I'm trying to translate the key.
What is the difference between "Forest with scrub", and "High forest"?
I expect the other kind is a more open-canopy variant which allows for much more greenery an shrubs to grow at the forest floor.
So the forest with scrub is more patchy with an incomplete canopy where shrubs grow in the spaces?
I'm just asking out of curiosity now. I think I lack the full understanding because I've never actually walked through a patch of high forest (not counting conifer plantations in Scotland). I think it is one thing that the UK is a little short of. Even the New Forest area in Hampshire (the closest official forest to where I live) is only forest with scrub by that definition.
EDIT: and you edited your answer to answer this question anyway - while I was asking it
I do have some patches of high forest not far from my home, and it is sometimes feels weird how devoid the forest floor is of any vegetation.
This is the map key so far. I mean the big one that covers all the necessary fills and so on - not just the ones in this tiny little extract I'm doing.
After all - there's no point in calling it the Ferraris style unless it has all the necessary fills.
[Image_13311]
It looks scruffy right now, but that's because I haven't sorted out the masking yet, so everything is sticking out of the boxes right now.

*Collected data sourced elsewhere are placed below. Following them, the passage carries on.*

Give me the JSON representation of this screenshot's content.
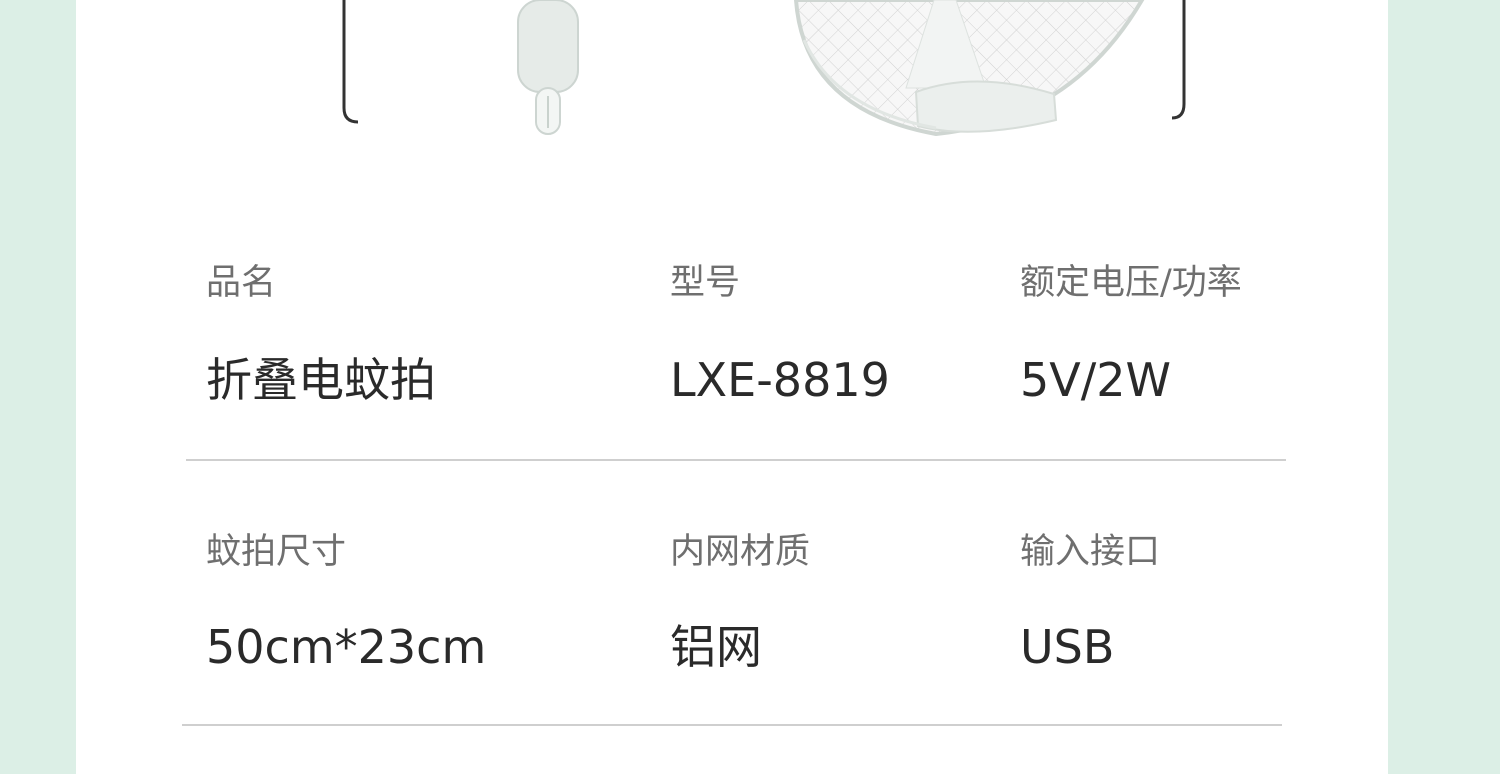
{
  "specs": [
    {
      "label": "品名",
      "value": "折叠电蚊拍"
    },
    {
      "label": "型号",
      "value": "LXE-8819"
    },
    {
      "label": "额定电压/功率",
      "value": "5V/2W"
    },
    {
      "label": "蚊拍尺寸",
      "value": "50cm*23cm"
    },
    {
      "label": "内网材质",
      "value": "铝网"
    },
    {
      "label": "输入接口",
      "value": "USB"
    }
  ],
  "colors": {
    "page_background": "#dcefe6",
    "card_background": "#ffffff",
    "label_text": "#6f6f6f",
    "value_text": "#2a2a2a",
    "divider": "#cfcfcf"
  },
  "icons": [
    "folding-mosquito-swatter-illustration"
  ]
}
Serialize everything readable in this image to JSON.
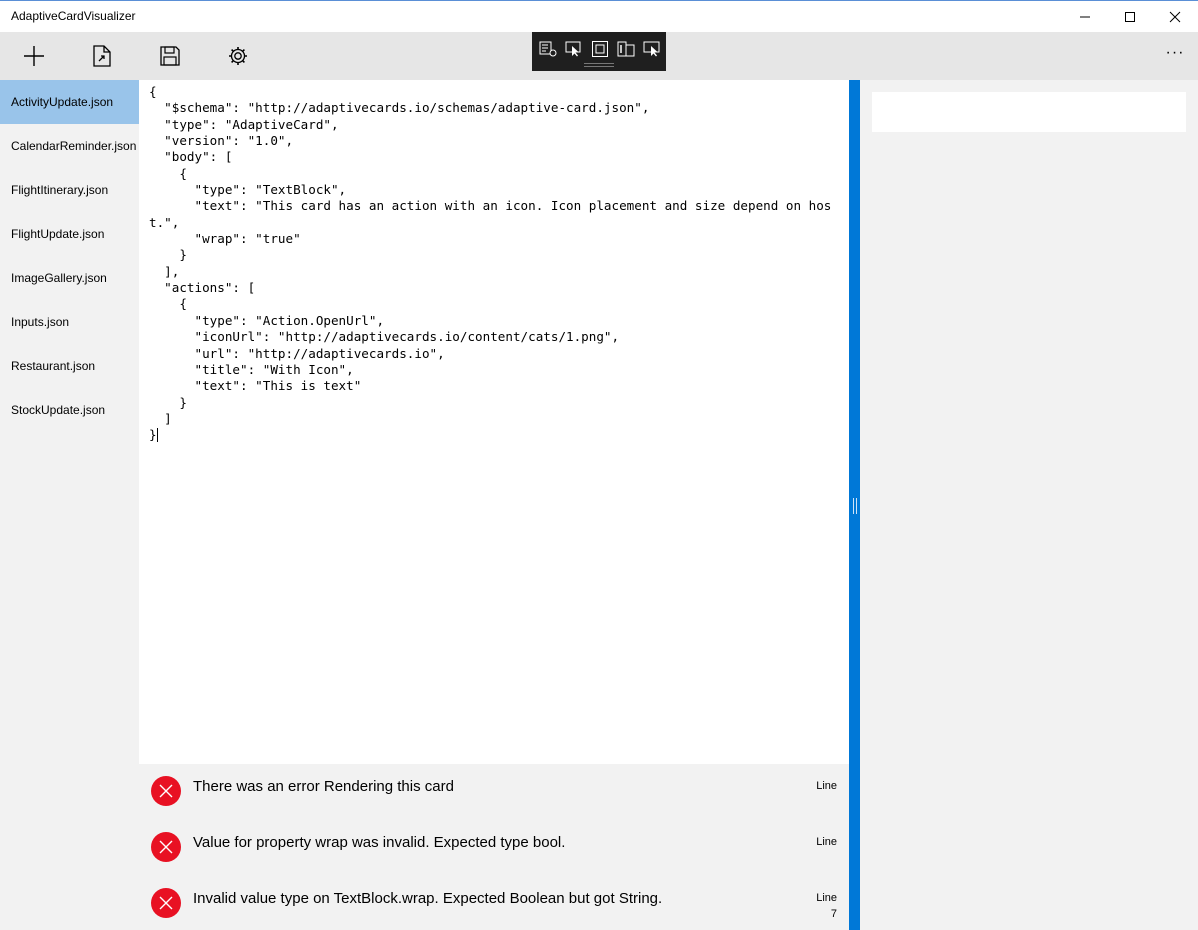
{
  "window": {
    "title": "AdaptiveCardVisualizer",
    "minimize_icon": "minimize-icon",
    "maximize_icon": "maximize-icon",
    "close_icon": "close-icon"
  },
  "toolbar": {
    "buttons": [
      {
        "name": "new-button",
        "icon": "plus-icon"
      },
      {
        "name": "open-button",
        "icon": "open-file-icon"
      },
      {
        "name": "save-button",
        "icon": "save-icon"
      },
      {
        "name": "settings-button",
        "icon": "gear-icon"
      }
    ],
    "more_label": "···"
  },
  "dev_toolbar": {
    "buttons": [
      "live-visual-tree-icon",
      "select-element-icon",
      "display-layout-adorners-icon",
      "track-focus-icon",
      "element-selection-icon"
    ]
  },
  "sidebar": {
    "selected_index": 0,
    "items": [
      {
        "label": "ActivityUpdate.json"
      },
      {
        "label": "CalendarReminder.json"
      },
      {
        "label": "FlightItinerary.json"
      },
      {
        "label": "FlightUpdate.json"
      },
      {
        "label": "ImageGallery.json"
      },
      {
        "label": "Inputs.json"
      },
      {
        "label": "Restaurant.json"
      },
      {
        "label": "StockUpdate.json"
      }
    ]
  },
  "editor": {
    "content": "{\n  \"$schema\": \"http://adaptivecards.io/schemas/adaptive-card.json\",\n  \"type\": \"AdaptiveCard\",\n  \"version\": \"1.0\",\n  \"body\": [\n    {\n      \"type\": \"TextBlock\",\n      \"text\": \"This card has an action with an icon. Icon placement and size depend on host.\",\n      \"wrap\": \"true\"\n    }\n  ],\n  \"actions\": [\n    {\n      \"type\": \"Action.OpenUrl\",\n      \"iconUrl\": \"http://adaptivecards.io/content/cats/1.png\",\n      \"url\": \"http://adaptivecards.io\",\n      \"title\": \"With Icon\",\n      \"text\": \"This is text\"\n    }\n  ]\n}"
  },
  "errors": [
    {
      "message": "There was an error Rendering this card",
      "line_label": "Line",
      "line_number": ""
    },
    {
      "message": "Value for property wrap was invalid. Expected type bool.",
      "line_label": "Line",
      "line_number": ""
    },
    {
      "message": "Invalid value type on TextBlock.wrap. Expected Boolean but got String.",
      "line_label": "Line",
      "line_number": "7"
    }
  ],
  "colors": {
    "accent": "#0078d7",
    "selected_item": "#99c4ea",
    "error": "#e81123"
  }
}
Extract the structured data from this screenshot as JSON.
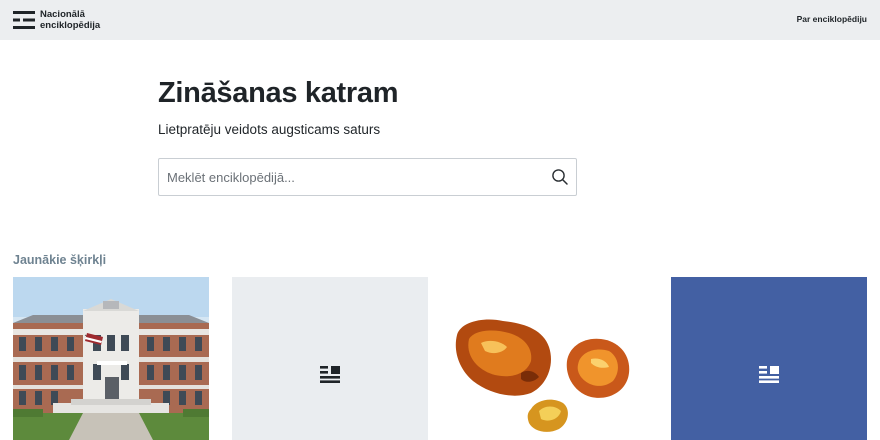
{
  "header": {
    "logo_line1": "Nacionālā",
    "logo_line2": "enciklopēdija",
    "about_link": "Par enciklopēdiju",
    "logo_icon": "encyclopedia-logo-icon"
  },
  "hero": {
    "title": "Zināšanas katram",
    "subtitle": "Lietpratēju veidots augsticams saturs"
  },
  "search": {
    "placeholder": "Meklēt enciklopēdijā...",
    "value": "",
    "icon": "search-icon"
  },
  "latest": {
    "heading": "Jaunākie šķirkļi",
    "cards": [
      {
        "kind": "photo",
        "icon": "manor-photo"
      },
      {
        "kind": "placeholder",
        "icon": "article-icon"
      },
      {
        "kind": "photo",
        "icon": "amber-photo"
      },
      {
        "kind": "placeholder",
        "icon": "article-icon"
      }
    ]
  },
  "colors": {
    "topbar_bg": "#eceef0",
    "section_heading": "#6f8391",
    "card_placeholder_light": "#eaedf0",
    "card_placeholder_blue": "#4360a3"
  }
}
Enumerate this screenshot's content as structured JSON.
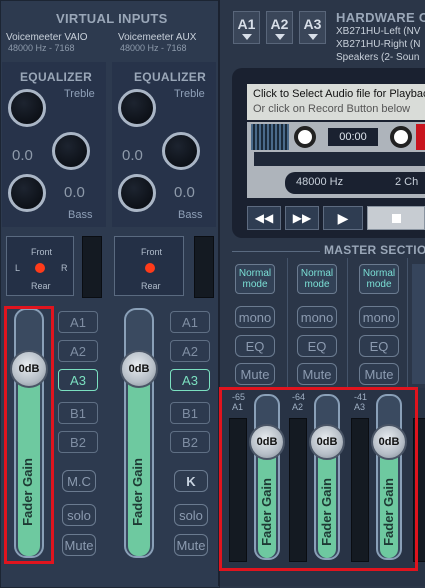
{
  "virtual_inputs": {
    "title": "VIRTUAL INPUTS",
    "strips": [
      {
        "name": "Voicemeeter VAIO",
        "format": "48000 Hz - 7168",
        "eq_title": "EQUALIZER",
        "treble_label": "Treble",
        "bass_label": "Bass",
        "treble_value": "0.0",
        "bass_value": "0.0",
        "pan_front": "Front",
        "pan_rear": "Rear",
        "pan_left": "L",
        "pan_right": "R",
        "buses": [
          "A1",
          "A2",
          "A3",
          "B1",
          "B2"
        ],
        "active_bus": "A3",
        "gain": "0dB",
        "fader_label": "Fader Gain",
        "mode_label": "M.C",
        "solo_label": "solo",
        "mute_label": "Mute"
      },
      {
        "name": "Voicemeeter AUX",
        "format": "48000 Hz - 7168",
        "eq_title": "EQUALIZER",
        "treble_label": "Treble",
        "bass_label": "Bass",
        "treble_value": "0.0",
        "bass_value": "0.0",
        "pan_front": "Front",
        "pan_rear": "Rear",
        "buses": [
          "A1",
          "A2",
          "A3",
          "B1",
          "B2"
        ],
        "active_bus": "A3",
        "gain": "0dB",
        "fader_label": "Fader Gain",
        "mode_label": "K",
        "solo_label": "solo",
        "mute_label": "Mute"
      }
    ]
  },
  "hardware_out": {
    "buttons": [
      "A1",
      "A2",
      "A3"
    ],
    "title": "HARDWARE OU",
    "devices": [
      "XB271HU-Left (NV",
      "XB271HU-Right (N",
      "Speakers (2- Soun"
    ]
  },
  "recorder": {
    "line1": "Click to Select Audio file for Playback",
    "line2": "Or click on Record Button below",
    "time": "00:00",
    "sample_rate": "48000 Hz",
    "channels": "2 Ch"
  },
  "master_section": {
    "title": "MASTER SECTIO",
    "strips": [
      {
        "mode_line1": "Normal",
        "mode_line2": "mode",
        "mono": "mono",
        "eq": "EQ",
        "mute": "Mute",
        "level": "-65",
        "bus": "A1",
        "gain": "0dB",
        "fader_label": "Fader Gain"
      },
      {
        "mode_line1": "Normal",
        "mode_line2": "mode",
        "mono": "mono",
        "eq": "EQ",
        "mute": "Mute",
        "level": "-64",
        "bus": "A2",
        "gain": "0dB",
        "fader_label": "Fader Gain"
      },
      {
        "mode_line1": "Normal",
        "mode_line2": "mode",
        "mono": "mono",
        "eq": "EQ",
        "mute": "Mute",
        "level": "-41",
        "bus": "A3",
        "gain": "0dB",
        "fader_label": "Fader Gain"
      }
    ]
  },
  "colors": {
    "fader_fill": "#6ec9a0",
    "active_bus": "#7be0c0",
    "highlight_box": "#e0141e",
    "background": "#2b3648"
  }
}
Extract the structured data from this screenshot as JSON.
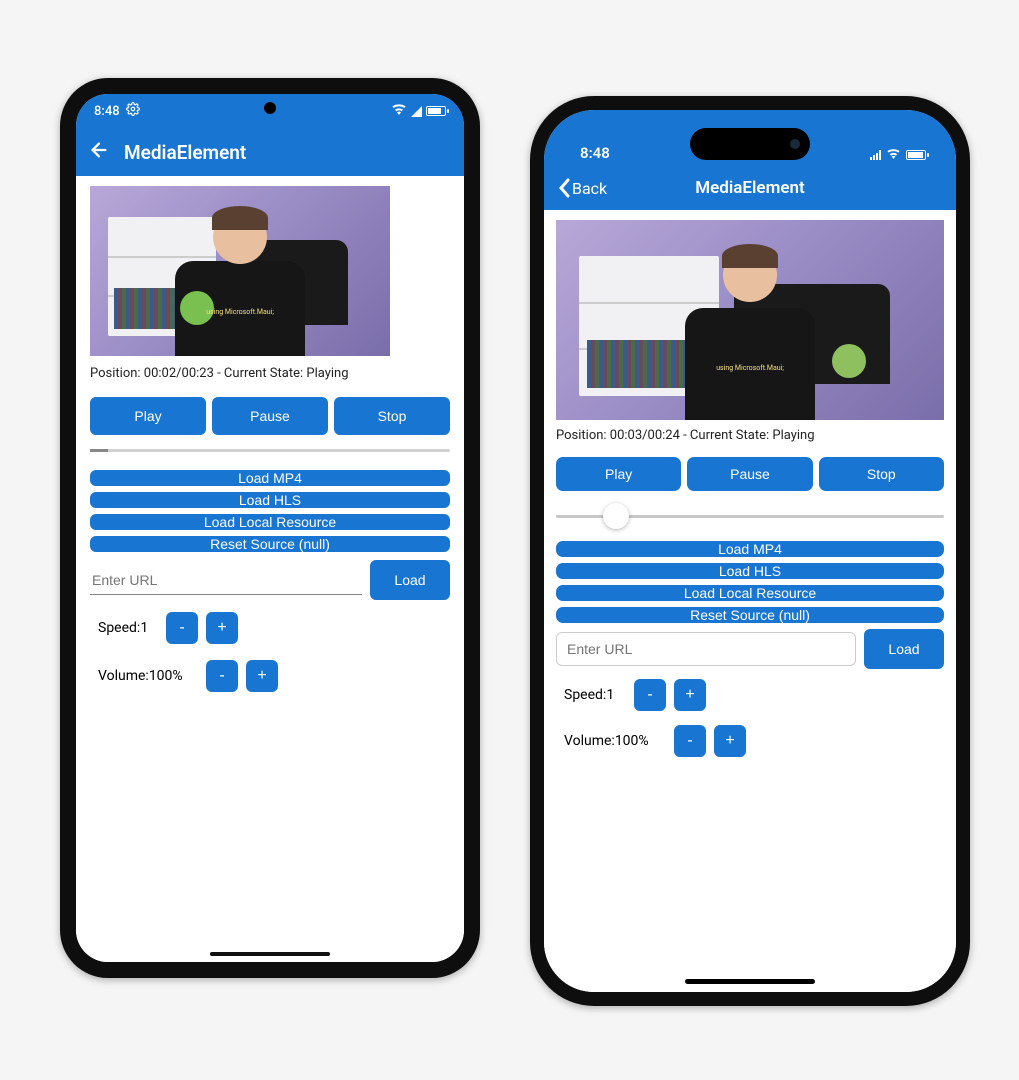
{
  "android": {
    "status_time": "8:48",
    "app_title": "MediaElement",
    "shirt_text": "using Microsoft.Maui;",
    "position_line": "Position: 00:02/00:23 - Current State: Playing",
    "buttons": {
      "play": "Play",
      "pause": "Pause",
      "stop": "Stop"
    },
    "loaders": {
      "mp4": "Load MP4",
      "hls": "Load HLS",
      "local": "Load Local Resource",
      "reset": "Reset Source (null)"
    },
    "url_placeholder": "Enter URL",
    "load_label": "Load",
    "speed": {
      "label": "Speed:",
      "value": "1",
      "minus": "-",
      "plus": "+"
    },
    "volume": {
      "label": "Volume:",
      "value": "100%",
      "minus": "-",
      "plus": "+"
    }
  },
  "ios": {
    "status_time": "8:48",
    "back_label": "Back",
    "app_title": "MediaElement",
    "shirt_text": "using Microsoft.Maui;",
    "position_line": "Position: 00:03/00:24 - Current State: Playing",
    "buttons": {
      "play": "Play",
      "pause": "Pause",
      "stop": "Stop"
    },
    "loaders": {
      "mp4": "Load MP4",
      "hls": "Load HLS",
      "local": "Load Local Resource",
      "reset": "Reset Source (null)"
    },
    "url_placeholder": "Enter URL",
    "load_label": "Load",
    "speed": {
      "label": "Speed:",
      "value": "1",
      "minus": "-",
      "plus": "+"
    },
    "volume": {
      "label": "Volume:",
      "value": "100%",
      "minus": "-",
      "plus": "+"
    }
  }
}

and... oh look. I've got some of them in the wrong category! LOL!
[I'll leave it to some other person to comment on the apparent similarity of many of the terrain types... Oops; no I won't! ;D]
Hello Wyvern
Thanks for the typo tip. I'll sort that out in a minute. I'm still trying to work out what I thought I was doing putting coalmines and smelting sites under Urban geography instead of Transport and industry. Never mind! I'll get there in the end.
There are fewer fills and symbols in this key than in the official Ferraris key where I have already combined things like 'road' and 'road with trees' into one which will be half with and half without trees. Surprisingly, there really are that many kinds of marsh and meadow. The difference is clear in the fills I haven't yet done.
Shall I take them out and mix everything up again?
The actual different terrain types as listed make perfect sense, especially from a military perspective. It's the same point about what seem like minor slopes and hills. Even really minor ditches and streams can become of major importance on a battlefield, where forces can use them as areas of safe cover in a relatively flat field, for instance.
Well at present everything is a bit the same :P
Yes, I can see how Napoleon found these maps so very useful.
I have to say that the reaction over on the FB page has been a lot stronger than expected. Apparently a lot of wargamers would like to use this style if I make a decent job of it. I think that is why I subconsciously went for the military approach.